You can imagine my level of anxiety as my plane touched down in Vietnam, and the immediate sense of surprised relief when I discovered western toilets just about everywhere I went. Lots and lots of toilets. Normal, seated, western toilets. In fact, despite multiple visits to Asia, in total accounting for nearly forty-five days of total travel, I’ve never had to use a squat toilet. Of course, I saw a few, and if the timing had been a bit different, once or twice there’s a small chance I might have had to use one. But, the reality is that even in non-tourist restaurants, homes, and destinations, the toilets were more often than not sitting toilets. Now, true, one or two lacked seats, but you’ll find the same in the U. S. if you go to a dingy enough place.

I also finally got concrete explanations for what your basic methods and types of toilet protocol are. You have your conventional western toilet at one extreme. This can be used with paper that is flushed, or as is more common outside Europe and the U.S., a fold/twist and deposit in a covered wastebasket method. In many areas, you also have the hose I mentioned. This is where the whole clean right hand, dirty left hand comes into play. When sitting on the toilet, you sit as far back as possible on the seat, thread the sprayer in between your legs (some from the front, others from the back) and use the hose to spray upward. Depending on what you feel is needed this is all done with your right hand, and you can add your left hand, either from the front if there’s room or back to gently aid the flow of the water. Once done, there’s usually toilet paper on hand, but it’s used to pat dry the water.
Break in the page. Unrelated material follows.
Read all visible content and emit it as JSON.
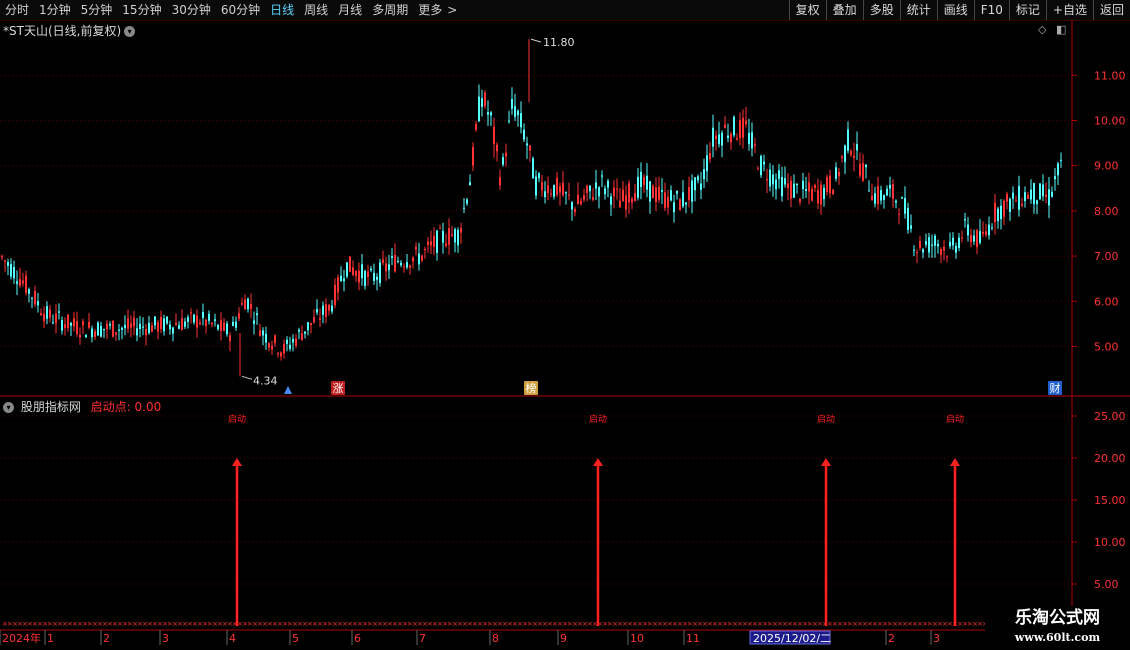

You’ll also sometimes find a large bucket of water, though this is not to be used on your bottom. Instead, it’s used to flush manually. If you look at how your traditional toilet works, flushing just floods and pushes old water up and over an air pocket then down into the pipes. We’re used to having this stored and dumped from a large tank, but there’s not necessarily any need for this. The pan/large water bucket is just a relocated water tank. When done, scoop water, and dump it in until you’ve replaced the polluted water in the toilet with clean water. These otherwise function like normal toilets and may be used with or without paper or a hose.

Then you have your squat toilets. A surprising number of Westerners come to love them Frankly, I’d rather take a poop in the woods. The logistics of these merit added research, upon which the Internet offers a wealth of how-to advice.